I doubt this. The "think of the farmers" argument against increasing plant food production often goes a little something like "farmers don't want to change from what they've already specialized in". The market is never as efficient as people want it to be.

You also suggest that what is currently used as rangeland is rangeland because it can only be used as such. The truth is that neither of us really knows the true capabilities of the 654 million acres of rangeland. The difference here is that I don't suggest all of that land should have a single use. Rather, I argued that it's unlikely that all 654 million acres can only be used for grazing.

>But it's misleading to just point out how much land gets used for what without considering the capability of the land in question.

There is nothing misleading about what I've said. I said we use a lot of land for animal agriculture and that I doubt all of it can only be used for rangeland.

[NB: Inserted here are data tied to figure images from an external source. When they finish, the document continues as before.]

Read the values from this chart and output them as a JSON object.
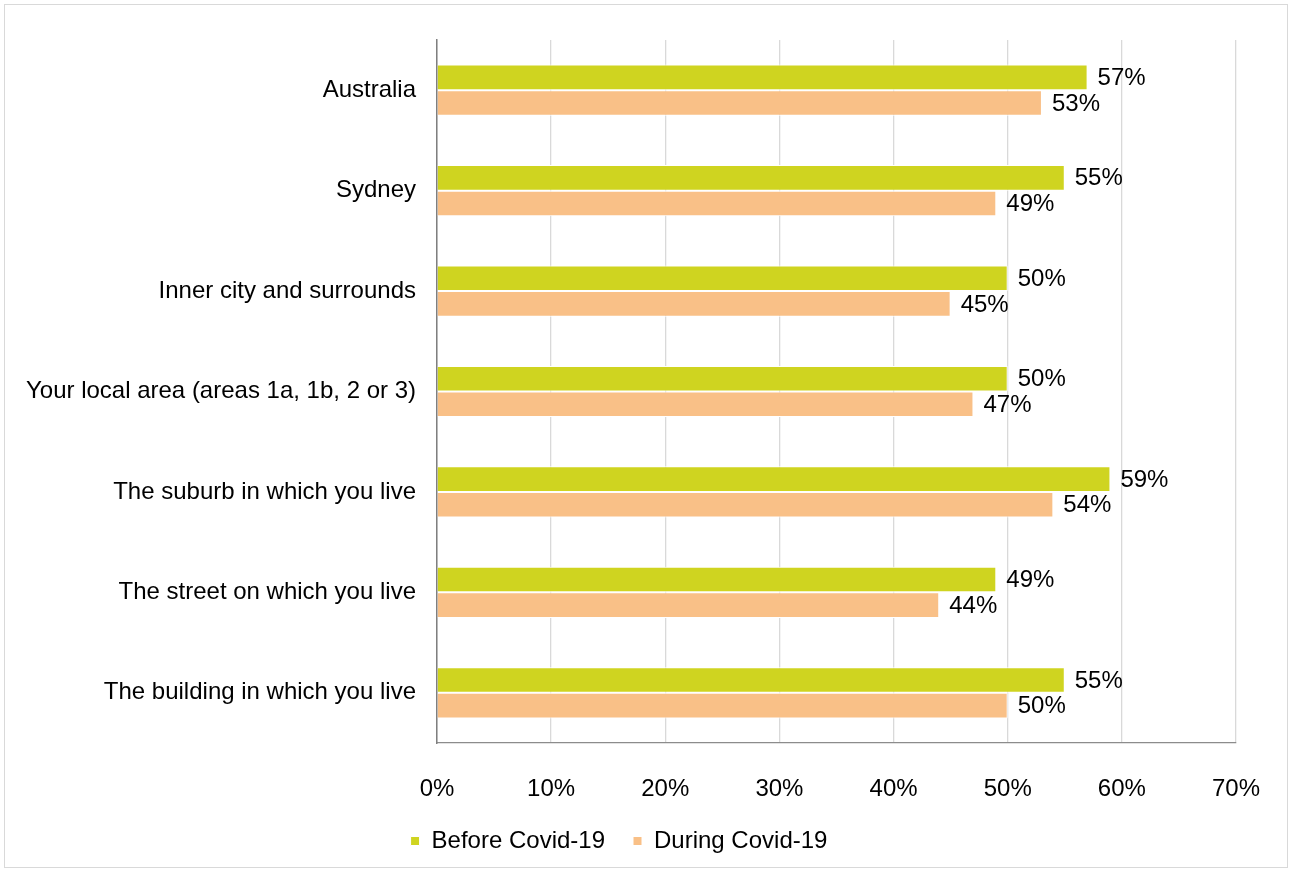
{
  "chart_data": {
    "type": "bar",
    "orientation": "horizontal",
    "categories": [
      "Australia",
      "Sydney",
      "Inner city and surrounds",
      "Your local area (areas 1a, 1b, 2 or 3)",
      "The suburb in which you live",
      "The street on which you live",
      "The building in which you live"
    ],
    "series": [
      {
        "name": "Before Covid-19",
        "color": "#cfd420",
        "values": [
          57,
          55,
          50,
          50,
          59,
          49,
          55
        ],
        "value_labels": [
          "57%",
          "55%",
          "50%",
          "50%",
          "59%",
          "49%",
          "55%"
        ]
      },
      {
        "name": "During Covid-19",
        "color": "#f9c087",
        "values": [
          53,
          49,
          45,
          47,
          54,
          44,
          50
        ],
        "value_labels": [
          "53%",
          "49%",
          "45%",
          "47%",
          "54%",
          "44%",
          "50%"
        ]
      }
    ],
    "xlim": [
      0,
      70
    ],
    "xticks": [
      {
        "value": 0,
        "label": "0%"
      },
      {
        "value": 10,
        "label": "10%"
      },
      {
        "value": 20,
        "label": "20%"
      },
      {
        "value": 30,
        "label": "30%"
      },
      {
        "value": 40,
        "label": "40%"
      },
      {
        "value": 50,
        "label": "50%"
      },
      {
        "value": 60,
        "label": "60%"
      },
      {
        "value": 70,
        "label": "70%"
      }
    ],
    "grid": "x",
    "legend": "bottom"
  }
}
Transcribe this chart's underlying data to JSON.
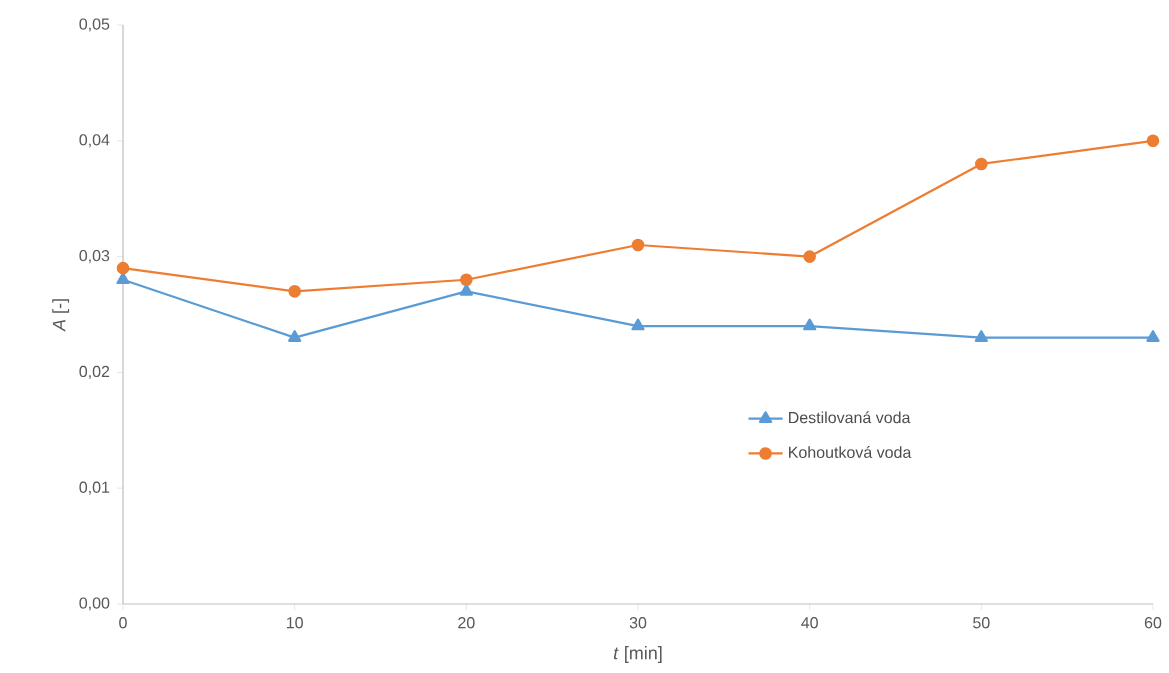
{
  "chart_data": {
    "type": "line",
    "xlabel": "*t* [min]",
    "ylabel": "*A* [-]",
    "x": [
      0,
      10,
      20,
      30,
      40,
      50,
      60
    ],
    "series": [
      {
        "name": "Destilovaná voda",
        "color": "#5b9bd5",
        "marker": "triangle",
        "values": [
          0.028,
          0.023,
          0.027,
          0.024,
          0.024,
          0.023,
          0.023
        ]
      },
      {
        "name": "Kohoutková voda",
        "color": "#ed7d31",
        "marker": "circle",
        "values": [
          0.029,
          0.027,
          0.028,
          0.031,
          0.03,
          0.038,
          0.04
        ]
      }
    ],
    "xlim": [
      0,
      60
    ],
    "xticks": [
      0,
      10,
      20,
      30,
      40,
      50,
      60
    ],
    "ylim": [
      0,
      0.05
    ],
    "yticks": [
      {
        "value": 0,
        "label": "0,00"
      },
      {
        "value": 0.01,
        "label": "0,01"
      },
      {
        "value": 0.02,
        "label": "0,02"
      },
      {
        "value": 0.03,
        "label": "0,03"
      },
      {
        "value": 0.04,
        "label": "0,04"
      },
      {
        "value": 0.05,
        "label": "0,05"
      }
    ],
    "grid": false,
    "legend": "right",
    "line_style": "solid"
  }
}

>Ending the corn and soy subsidy regime would help a lot right off the top.

Sure sounds good. You know we subsidize meat and dairy too? How does that factor into the incentive to allocate more cropland?


Makes perfect sense until you consider the massive amounts of inputs, measured in land or energy, it takes to grow those crops on the smaller amount of land footprint you ARE measuring.


We still us 1.5x the land for for growing feed for animals (excluding feed exports). If you're suggesting that feed requires less inputs, provide the sources that back up that suggestion.


> If you're suggesting that feed requires less inputs

This is the thing that really gets me. It's so bloody obvious from the second law of thermodynamics that animals are going to require more resources than plants. There's even a name for this: https://en.wikipedia.org/wiki/Trophic_level

This, much like weight loss and treating mental illness, seems to be one of those communal Dunning-Kruger areas of HN. Probably because people don't want to admit that their diet is contributing to global warming, or they have some "hurr durr, vegans suck!" attitude.

Then again, I've noticed an influx of people denying the fact of the January 6th insurrection, so I shouldn't really be surprised.